C’est un poème, le Mahawanso (Généalogie des Grands), qui forme le point de départ de ces chroniques, où le merveilleux et le surnaturel tiennent nécessairement une grande place. Par une coïncidence qu’il est plus aisé de signaler que d’expliquer, ce poème renferme des épisodes semblables à ceux que l’on retrouve dans Homère. Turnour a relevé ces curieuses analogies, qui attestent que les auteurs des premières légendes cingalaises s’étaient inspirés des chants grecs, colportés par les bardes voyageurs qui, traversant l’Asie-Mineure ou l’Égypte, transportaient en Orient les fables de l’antique poésie. Peut-être au contraire ces fables étaient-elles d’abord venues d’Orient en Grèce, et, revêtues d’une forme éternelle parle génie d’Homère, retournaient-elles à leur premier berceau. Quoi qu’il en soit, le Mahawanso a été écrit après l'Odyssée, et le vieil Homère conserve sa vénérable priorité.

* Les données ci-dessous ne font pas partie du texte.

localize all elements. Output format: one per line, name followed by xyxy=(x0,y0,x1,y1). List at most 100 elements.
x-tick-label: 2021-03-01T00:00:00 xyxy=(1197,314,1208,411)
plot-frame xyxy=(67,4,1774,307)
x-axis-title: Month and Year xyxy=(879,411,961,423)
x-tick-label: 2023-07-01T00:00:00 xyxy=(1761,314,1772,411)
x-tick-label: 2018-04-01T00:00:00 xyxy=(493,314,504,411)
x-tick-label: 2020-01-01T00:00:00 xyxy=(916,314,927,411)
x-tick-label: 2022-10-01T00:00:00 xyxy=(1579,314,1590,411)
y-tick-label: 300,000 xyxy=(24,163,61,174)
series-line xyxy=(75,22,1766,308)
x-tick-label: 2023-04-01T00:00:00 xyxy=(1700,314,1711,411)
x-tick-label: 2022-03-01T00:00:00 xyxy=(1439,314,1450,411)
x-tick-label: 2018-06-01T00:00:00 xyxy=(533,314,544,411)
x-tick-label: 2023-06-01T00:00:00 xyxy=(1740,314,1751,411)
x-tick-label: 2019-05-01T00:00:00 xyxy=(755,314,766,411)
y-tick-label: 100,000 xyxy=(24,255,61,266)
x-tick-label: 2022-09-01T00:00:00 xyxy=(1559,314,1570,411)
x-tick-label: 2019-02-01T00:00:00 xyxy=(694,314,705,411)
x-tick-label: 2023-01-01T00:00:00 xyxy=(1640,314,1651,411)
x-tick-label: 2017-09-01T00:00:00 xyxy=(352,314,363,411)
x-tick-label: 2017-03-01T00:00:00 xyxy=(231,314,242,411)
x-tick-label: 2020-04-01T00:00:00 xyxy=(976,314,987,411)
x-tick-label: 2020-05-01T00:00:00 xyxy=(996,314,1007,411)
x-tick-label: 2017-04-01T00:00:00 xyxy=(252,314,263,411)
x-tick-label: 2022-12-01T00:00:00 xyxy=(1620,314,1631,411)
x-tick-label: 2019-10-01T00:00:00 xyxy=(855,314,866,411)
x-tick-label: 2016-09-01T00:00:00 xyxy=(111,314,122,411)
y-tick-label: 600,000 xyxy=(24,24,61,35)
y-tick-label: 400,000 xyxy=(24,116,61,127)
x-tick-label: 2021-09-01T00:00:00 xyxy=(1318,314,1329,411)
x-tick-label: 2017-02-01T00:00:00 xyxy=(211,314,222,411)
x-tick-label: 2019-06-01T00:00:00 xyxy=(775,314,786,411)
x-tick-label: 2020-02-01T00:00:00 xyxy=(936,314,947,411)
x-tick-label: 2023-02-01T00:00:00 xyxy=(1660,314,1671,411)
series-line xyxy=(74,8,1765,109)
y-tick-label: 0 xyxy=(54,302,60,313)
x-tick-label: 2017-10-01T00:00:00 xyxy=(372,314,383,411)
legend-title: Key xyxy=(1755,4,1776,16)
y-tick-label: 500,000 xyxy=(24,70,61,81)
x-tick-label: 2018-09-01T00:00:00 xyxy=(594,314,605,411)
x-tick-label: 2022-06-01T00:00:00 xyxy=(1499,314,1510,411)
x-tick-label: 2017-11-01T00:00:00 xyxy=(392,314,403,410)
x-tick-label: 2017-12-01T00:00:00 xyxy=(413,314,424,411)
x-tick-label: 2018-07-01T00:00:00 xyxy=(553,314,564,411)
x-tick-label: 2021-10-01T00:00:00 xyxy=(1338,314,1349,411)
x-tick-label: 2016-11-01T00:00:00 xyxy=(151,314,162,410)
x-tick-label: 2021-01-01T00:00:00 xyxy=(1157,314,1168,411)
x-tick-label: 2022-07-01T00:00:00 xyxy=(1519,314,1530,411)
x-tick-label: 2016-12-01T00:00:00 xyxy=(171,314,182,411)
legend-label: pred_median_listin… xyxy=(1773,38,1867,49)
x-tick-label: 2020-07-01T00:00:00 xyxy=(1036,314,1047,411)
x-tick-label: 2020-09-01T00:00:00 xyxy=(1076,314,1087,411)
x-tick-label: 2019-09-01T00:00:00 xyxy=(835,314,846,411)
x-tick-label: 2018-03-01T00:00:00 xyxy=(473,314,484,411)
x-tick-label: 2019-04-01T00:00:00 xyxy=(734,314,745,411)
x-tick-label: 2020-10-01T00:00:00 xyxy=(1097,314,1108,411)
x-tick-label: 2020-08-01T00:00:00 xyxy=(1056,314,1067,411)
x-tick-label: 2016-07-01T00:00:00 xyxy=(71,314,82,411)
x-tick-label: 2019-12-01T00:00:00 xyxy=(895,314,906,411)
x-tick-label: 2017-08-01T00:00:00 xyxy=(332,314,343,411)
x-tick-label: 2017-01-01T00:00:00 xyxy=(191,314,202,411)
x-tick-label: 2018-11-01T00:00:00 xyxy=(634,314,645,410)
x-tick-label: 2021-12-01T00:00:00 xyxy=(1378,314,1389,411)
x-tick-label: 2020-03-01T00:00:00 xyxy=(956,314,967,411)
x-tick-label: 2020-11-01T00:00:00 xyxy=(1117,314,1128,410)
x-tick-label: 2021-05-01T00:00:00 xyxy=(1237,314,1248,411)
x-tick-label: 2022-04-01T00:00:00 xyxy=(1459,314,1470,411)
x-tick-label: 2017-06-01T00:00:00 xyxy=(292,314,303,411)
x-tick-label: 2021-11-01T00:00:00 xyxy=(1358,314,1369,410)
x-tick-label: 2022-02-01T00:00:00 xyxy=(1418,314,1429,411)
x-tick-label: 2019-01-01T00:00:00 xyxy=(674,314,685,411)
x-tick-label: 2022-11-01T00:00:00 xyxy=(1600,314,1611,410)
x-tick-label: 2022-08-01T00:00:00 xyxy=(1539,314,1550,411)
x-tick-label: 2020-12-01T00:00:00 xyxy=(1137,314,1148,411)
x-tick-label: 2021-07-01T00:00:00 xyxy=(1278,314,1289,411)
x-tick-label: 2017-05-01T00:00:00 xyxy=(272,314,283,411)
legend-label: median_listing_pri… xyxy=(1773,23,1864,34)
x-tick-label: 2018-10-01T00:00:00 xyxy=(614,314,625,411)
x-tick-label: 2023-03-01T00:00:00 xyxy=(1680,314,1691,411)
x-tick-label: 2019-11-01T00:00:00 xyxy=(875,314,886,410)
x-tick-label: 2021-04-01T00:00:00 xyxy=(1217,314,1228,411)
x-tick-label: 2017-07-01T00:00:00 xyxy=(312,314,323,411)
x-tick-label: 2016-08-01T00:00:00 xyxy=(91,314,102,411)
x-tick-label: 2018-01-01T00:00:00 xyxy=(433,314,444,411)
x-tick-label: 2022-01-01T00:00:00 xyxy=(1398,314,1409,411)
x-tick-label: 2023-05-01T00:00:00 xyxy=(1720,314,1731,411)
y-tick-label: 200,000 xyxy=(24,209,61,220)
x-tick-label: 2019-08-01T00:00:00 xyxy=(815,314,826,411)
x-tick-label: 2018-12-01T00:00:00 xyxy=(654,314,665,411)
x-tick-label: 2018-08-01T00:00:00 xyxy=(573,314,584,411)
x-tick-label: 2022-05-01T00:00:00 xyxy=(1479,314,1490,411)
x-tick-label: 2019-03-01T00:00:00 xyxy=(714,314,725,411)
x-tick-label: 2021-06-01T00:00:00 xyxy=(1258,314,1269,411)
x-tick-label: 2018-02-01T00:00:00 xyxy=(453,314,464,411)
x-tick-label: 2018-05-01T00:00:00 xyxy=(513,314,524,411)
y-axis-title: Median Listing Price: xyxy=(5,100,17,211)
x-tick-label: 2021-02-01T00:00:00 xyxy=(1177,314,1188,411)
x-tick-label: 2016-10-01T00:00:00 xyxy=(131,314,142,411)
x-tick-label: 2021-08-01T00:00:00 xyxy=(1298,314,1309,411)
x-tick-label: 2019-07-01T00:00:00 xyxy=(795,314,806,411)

On a peu de notions sur la population primitive de Ceylan. Ces sauvages, au dire des historiens bouddhistes, vivaient dans la plus complète barbarie : ils adoraient les serpens, pratiquaient toute sorte de superstitions, ne se livraient à aucun travail, et étaient presque toujours en guerre les uns avec les autres. Bouddha apparut parmi eux six cents ans avant notre ère : la légende dit qu’il fit trois voyages à Ceylan pour y prêcher sa religion, déjà très répandue dans l’Inde et destinée à s’étendre sur la plus grande partie de l’Asie ; mais ses prédications ne lui valurent que très peu de prosélytes, et elles étaient tout à fait oubliées, lorsque le premier conquérant indien, Wijago, opéra sa descente dans l’île à la tête d’une bande d’aventuriers. Cet événement se passait en 543 avant Jésus-Christ, date à laquelle commencent les récits du Mahawanso. Wijago était fils de l’un des petits rois qui se partageaient la vallée du Gange. Chassé de son pays pour ses méfaits, il mit à la voile vers le sud, débarqua à Ceylan, épousa la fille d’un chef indigène et fonda une dynastie qui occupa le trône pendant plus de huit siècles.